24 Haziran’da AKP-MHP’nin aldığı yüzde 53,66 oy oranı, 31 Mart’ta belediye başkanlıklarında yüzde 51,62’ye geriledi. Asıl önemli veri olan belediye meclislerinde aldıkları oy ise yüzde 48’lere gerilemiştir.
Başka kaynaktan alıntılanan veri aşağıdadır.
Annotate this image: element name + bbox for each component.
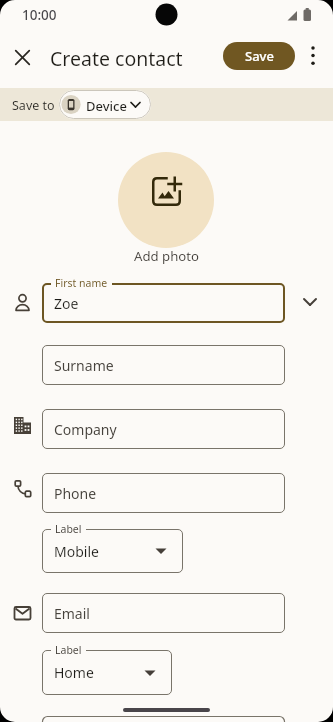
staticText: Label [55,522,82,536]
button[interactable] [118,152,214,248]
button[interactable]: Home [42,650,172,695]
staticText: 10:00 [22,6,57,24]
staticText: Add photo [0,247,333,265]
button[interactable]: Zoe [42,283,285,323]
staticText: Phone [54,484,97,503]
staticText: Mobile [54,542,99,561]
staticText: Label [55,643,82,657]
button[interactable]: Save [223,42,295,70]
staticText: Save [245,47,274,65]
button[interactable] [300,42,326,68]
staticText: First name [55,276,108,290]
button[interactable] [296,288,324,316]
button[interactable]: Surname [42,345,285,385]
button[interactable]: Email [42,593,285,633]
staticText: Create contact [50,45,183,72]
staticText: Home [54,663,94,682]
staticText: Surname [54,356,114,375]
button[interactable]: Company [42,409,285,449]
staticText: Email [54,604,90,623]
button[interactable]: Mobile [42,529,183,573]
staticText: Zoe [54,294,79,313]
button[interactable]: Device [59,90,151,119]
staticText: Device [86,97,127,115]
button[interactable] [8,43,37,72]
button[interactable]: Phone [42,473,285,513]
staticText: Save to [12,97,55,114]
staticText: Company [54,420,117,439]
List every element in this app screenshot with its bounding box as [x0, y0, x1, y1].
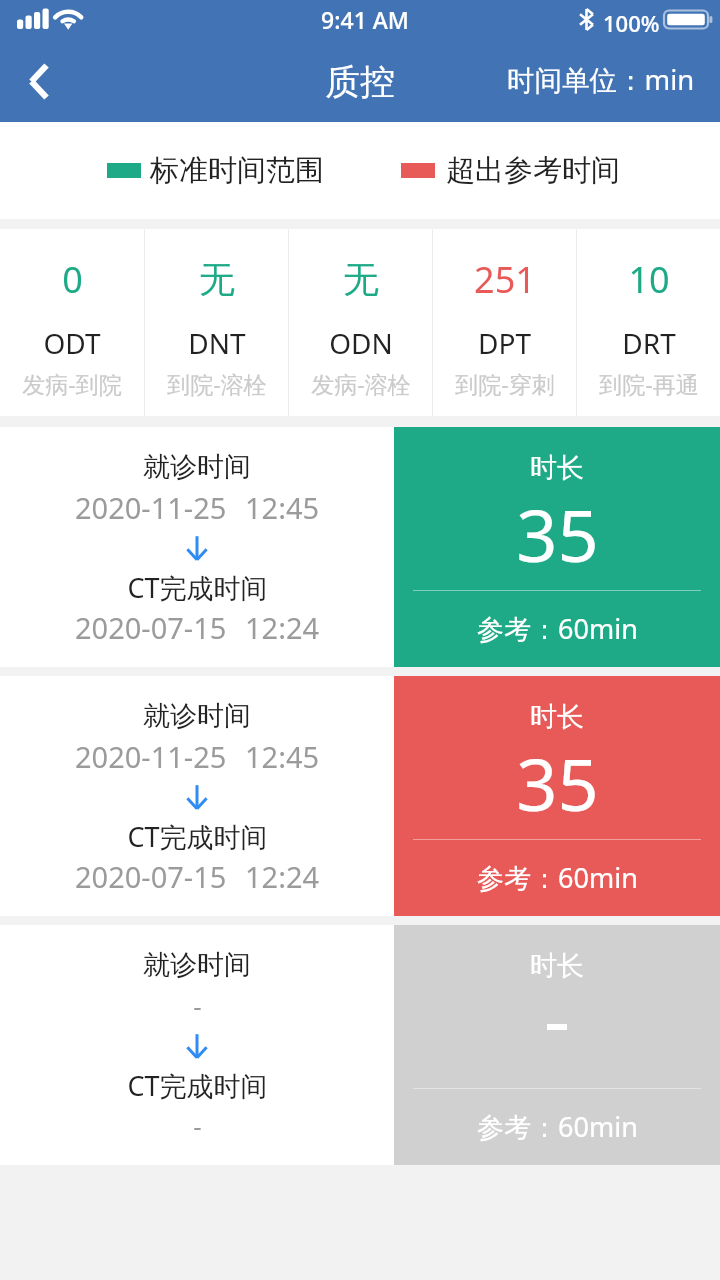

HDP’nin her türlü provokasyona rağmen oylarını (neredeyse) batıda bir bütün olarak CHP-İYİ bloğuna aktarmasıyla 24 Haziran’da (toplandığında) yüzde 35,64 olan oy oranı, belediye başkanlıklarında yüzde 37,56’ya, meclis üyeliklerinde ise yüzde 50 civarına çıktı. Yani iki sonuç gerçekleşmiştir; sadece CHP-İYİ ve HDP’nin toplam oyu artmamış, aynı zamanda AKP-MHP oyu da azalmıştır.

Erdoğan’ın kendisini cumhurbaşkanı seçtirdiği 24 Haziran seçimlerinin üzerinden sadece 9 ay geçmiş olmasına rağmen açığa çıkan bu durum hem yeni rejimin meşruluğunu hem de Erdoğan’ın (AKP’nin) meşruluğunu (yani bekasını) sorgulamak/sorgulatmak için yeterli kanıtlar sunuyor.

-Her şeyin ilacı, bütün dertlerin devası denilen “tek adam”a dayalı dönem daha 9 ay geçmesine rağmen oy desteği açısından erimiştir. Üstelik bu erime son beş yılda düzenli bir şekilde gerçekleştiği göz önünde bulundurulursa yeni rejim bunu durduramamış, büyütmüştür.[2]

-Ülkenin, başta İstanbul ve Ankara olmak üzere en büyük şehirleri AKP-MHP’nin yönetemeyeceği yerlere dönüşmüştür. (Ankara, İstanbul, İzmir, Adana, Mersin, Antalya, Hatay, Van, Diyarbakır, Mardin…) Buralar nüfus yoğunluğunun en fazla olduğu, eğitim oranın en yüksek olduğu, ekonomik faaliyetin de (ve rantın) en yüksek olduğu, toplumsal ve kültürel etkileşimin en geçişken olduğu yerlerdir. Sandık bir göstergeyse(!) bu illerde yaşayanların çoğunluğu AKP-MHP’nin dayattığı rejimi “meşru” görmemektedir.[3]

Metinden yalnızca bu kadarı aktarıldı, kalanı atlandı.